Further, the vast majority of physicians will not prescribe any product that must be burned and smoked. Likewise, as understanding of the dangers of smoking becomes more widespread, consumers are unlikely to want to smoke their medicine – especially when the patient is a child. Colombia’s decision to authorize only nonsmokable forms of medical cannabis only enables consumers to utilize a healthier option than that available from the black market, which is focused on cannabis flower. 

Anthony Wile supports the move toward pharmacies as medical cannabis distributors. “Like pain management, which requires different medicines of differing strengths for particular types of pain, there is no one-size-fits-all plan for treating conditions that may benefit from medical cannabis. Physicians must be able to prescribe cannabis using specific ratios and dosing, so pharmacies can accurately dispense the medicine. And patients want to know what they’re ingesting and why, and what results to expect.”

Wile concluded, “Colombia is moving in the right direction for so many reasons. Even its position of leadership on the environmental side of production is laudable and offers another advantage to the world. With its ideal conditions, production requires far less electricity than in locations farther from the equator where the light cycle must be heavily augmented in order to coax cannabis to flower, a situation that is straining the grid in other locations.
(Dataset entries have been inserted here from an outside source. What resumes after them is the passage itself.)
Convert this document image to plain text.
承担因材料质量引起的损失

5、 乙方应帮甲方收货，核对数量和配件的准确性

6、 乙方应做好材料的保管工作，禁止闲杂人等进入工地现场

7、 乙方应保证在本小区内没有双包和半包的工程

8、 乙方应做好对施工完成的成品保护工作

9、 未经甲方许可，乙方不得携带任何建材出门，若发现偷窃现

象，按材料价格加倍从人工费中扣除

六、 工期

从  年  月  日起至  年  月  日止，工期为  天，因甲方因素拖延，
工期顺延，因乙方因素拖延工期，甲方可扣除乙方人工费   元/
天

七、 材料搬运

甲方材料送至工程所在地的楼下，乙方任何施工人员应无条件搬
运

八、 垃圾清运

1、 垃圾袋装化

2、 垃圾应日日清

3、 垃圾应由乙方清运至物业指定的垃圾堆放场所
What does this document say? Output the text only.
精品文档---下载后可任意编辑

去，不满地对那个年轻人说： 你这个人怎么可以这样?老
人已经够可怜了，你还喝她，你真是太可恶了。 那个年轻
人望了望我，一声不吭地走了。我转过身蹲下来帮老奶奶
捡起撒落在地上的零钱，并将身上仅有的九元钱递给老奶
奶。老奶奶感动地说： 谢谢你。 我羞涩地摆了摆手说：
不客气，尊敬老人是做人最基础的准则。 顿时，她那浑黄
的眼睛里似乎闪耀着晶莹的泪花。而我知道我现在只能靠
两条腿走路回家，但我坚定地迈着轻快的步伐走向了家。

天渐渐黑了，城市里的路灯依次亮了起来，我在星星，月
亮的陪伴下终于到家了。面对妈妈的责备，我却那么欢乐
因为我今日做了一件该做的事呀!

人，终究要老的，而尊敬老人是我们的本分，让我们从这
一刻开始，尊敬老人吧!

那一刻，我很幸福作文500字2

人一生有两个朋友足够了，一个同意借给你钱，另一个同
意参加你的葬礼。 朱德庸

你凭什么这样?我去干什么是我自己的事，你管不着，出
As the industry matures, consumers’ desire for natural, more organically grown products with a net positive environmental impact will be preferred among cannabis consumers, as is the case with other products. Colombia is in the uniquely fortunate position of being blessed with numerous advantages to bring leadership to world by offering the world a healthier option, and I’m thrilled to see the country taking another step in this direction.”